Files
retro-gamer/plan.md
Chris Proctor 5ca97dc5d0 Initial commit
2026-05-08 14:07:17 -04:00

21 KiB
Raw Blame History

retro-gamer Implementation Plan

Overview

retro-gamer is a Python package that trains deep Q-learning agents to play games built with the retro-games framework. Students specify game metadata (character set, actions, reward signal, etc.) and adjust training hyperparameters, letting the training scaffold make principled architecture decisions on their behalf. The package is designed to be pedagogically transparent: every design decision is logged with a plain-language rationale.


Package Structure

retro_gamer/
    __init__.py
    metadata.py       # GameMetadata dataclass + TOML load/save + validation
    env.py            # GameEnvironment — wraps a Game in a step/reset/observe interface
    observation.py    # Converts board + state_dict → numpy tensors (one-hot encoding, etc.)
    network.py        # Builds PyTorch CNN or MLP from metadata + hyperparameters
    memory.py         # ReplayMemory (standard FIFO and prioritized variants)
    trainer.py        # DQNTrainer — orchestrates training, logging, checkpointing
    cli.py            # Click-based CLI (create, train, play subcommands)

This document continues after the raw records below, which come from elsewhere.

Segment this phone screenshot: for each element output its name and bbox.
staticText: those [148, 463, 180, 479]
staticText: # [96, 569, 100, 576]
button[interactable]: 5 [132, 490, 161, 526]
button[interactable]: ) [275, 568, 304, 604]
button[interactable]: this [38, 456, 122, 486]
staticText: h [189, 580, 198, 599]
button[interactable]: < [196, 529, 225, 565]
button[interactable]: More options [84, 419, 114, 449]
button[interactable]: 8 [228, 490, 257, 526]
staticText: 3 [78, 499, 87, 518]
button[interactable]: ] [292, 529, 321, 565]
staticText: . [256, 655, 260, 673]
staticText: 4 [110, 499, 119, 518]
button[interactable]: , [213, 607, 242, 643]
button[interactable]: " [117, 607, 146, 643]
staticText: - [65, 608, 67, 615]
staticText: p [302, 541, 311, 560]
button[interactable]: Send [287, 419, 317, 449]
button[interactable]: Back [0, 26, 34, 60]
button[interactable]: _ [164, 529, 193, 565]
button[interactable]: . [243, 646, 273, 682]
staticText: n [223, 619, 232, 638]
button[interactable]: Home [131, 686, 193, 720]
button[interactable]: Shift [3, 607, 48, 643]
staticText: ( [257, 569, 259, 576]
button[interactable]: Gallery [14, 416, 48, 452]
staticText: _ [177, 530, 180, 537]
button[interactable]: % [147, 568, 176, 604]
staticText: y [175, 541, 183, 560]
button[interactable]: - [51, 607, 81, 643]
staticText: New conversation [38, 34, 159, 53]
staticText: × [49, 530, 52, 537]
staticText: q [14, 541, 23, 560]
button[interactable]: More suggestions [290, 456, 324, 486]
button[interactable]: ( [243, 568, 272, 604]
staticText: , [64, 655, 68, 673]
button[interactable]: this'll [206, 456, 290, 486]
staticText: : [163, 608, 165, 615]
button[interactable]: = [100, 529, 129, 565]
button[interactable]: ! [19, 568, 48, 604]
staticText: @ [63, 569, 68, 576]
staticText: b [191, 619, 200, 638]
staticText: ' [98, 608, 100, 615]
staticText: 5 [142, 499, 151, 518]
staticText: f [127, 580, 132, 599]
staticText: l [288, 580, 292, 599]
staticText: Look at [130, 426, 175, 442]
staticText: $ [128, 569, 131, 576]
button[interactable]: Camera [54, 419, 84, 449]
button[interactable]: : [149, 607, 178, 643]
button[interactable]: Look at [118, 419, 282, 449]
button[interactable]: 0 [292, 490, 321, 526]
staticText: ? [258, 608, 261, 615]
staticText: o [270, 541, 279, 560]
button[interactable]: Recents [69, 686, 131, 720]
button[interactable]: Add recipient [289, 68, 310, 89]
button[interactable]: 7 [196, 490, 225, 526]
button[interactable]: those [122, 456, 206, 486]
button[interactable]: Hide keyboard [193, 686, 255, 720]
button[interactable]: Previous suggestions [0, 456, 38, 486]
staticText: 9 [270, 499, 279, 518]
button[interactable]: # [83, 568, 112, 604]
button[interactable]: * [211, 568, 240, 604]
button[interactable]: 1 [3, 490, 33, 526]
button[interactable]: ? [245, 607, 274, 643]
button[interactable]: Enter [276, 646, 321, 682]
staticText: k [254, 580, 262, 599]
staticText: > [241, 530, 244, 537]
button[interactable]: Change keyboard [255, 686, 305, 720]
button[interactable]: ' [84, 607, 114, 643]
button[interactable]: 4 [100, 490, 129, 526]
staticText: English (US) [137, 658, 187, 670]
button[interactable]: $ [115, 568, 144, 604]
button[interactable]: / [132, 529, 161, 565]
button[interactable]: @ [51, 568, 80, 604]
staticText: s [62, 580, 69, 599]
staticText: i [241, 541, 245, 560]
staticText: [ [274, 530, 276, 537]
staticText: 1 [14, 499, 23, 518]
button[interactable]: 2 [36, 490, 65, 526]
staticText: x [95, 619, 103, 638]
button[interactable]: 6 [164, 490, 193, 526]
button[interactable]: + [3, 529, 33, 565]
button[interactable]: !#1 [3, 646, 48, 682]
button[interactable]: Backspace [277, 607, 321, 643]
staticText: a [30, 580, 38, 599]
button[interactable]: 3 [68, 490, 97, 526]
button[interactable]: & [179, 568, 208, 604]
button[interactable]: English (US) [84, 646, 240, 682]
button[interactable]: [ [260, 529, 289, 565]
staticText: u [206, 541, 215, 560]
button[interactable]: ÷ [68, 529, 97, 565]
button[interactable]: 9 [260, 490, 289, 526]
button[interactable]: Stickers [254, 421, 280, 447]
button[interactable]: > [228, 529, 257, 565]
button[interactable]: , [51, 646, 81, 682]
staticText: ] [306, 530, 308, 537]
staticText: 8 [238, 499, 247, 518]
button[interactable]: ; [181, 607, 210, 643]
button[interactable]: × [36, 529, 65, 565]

Phase 1 — retro-games Framework Changes

These changes must land in the retro package before retro-gamer can work. See the "Changes to retro" section at the bottom for details.


Phase 2 — GameMetadata (metadata.py)

GameMetadata is a validated dataclass that lives as a TOML file alongside each training run.

Required fields

Field Type Description
board_size (int, int) Width × height of the board
actions list[str] Keystroke names the agent may emit (e.g. "KEY_RIGHT", "q")
reward str Key in game.state used as the reward signal

Optional fields

Field Type Default Description
character_set list[str] None Characters that may appear on the board. Each character gets a one-hot encoding slot. If absent, the trainer explores first to discover the set.
spatial bool True When True, treat the board as a 2D spatial scene (use CNN). When False, flatten and use MLP.
observe_state list[str] [] State dict keys to append to the observation vector. Values must be int, float, or bool. Must not include reward.

TOML example

[game]
board_size = [32, 16]
actions = ["KEY_RIGHT", "KEY_UP", "KEY_LEFT", "KEY_DOWN"]
reward = "score"
character_set = ["@", "*", ">", "<", "^", "v"]
spatial = true
observe_state = []

Validation

  • board_size must be two positive integers.
  • actions must be non-empty.
  • reward must not appear in observe_state.
  • character_set entries must be single characters.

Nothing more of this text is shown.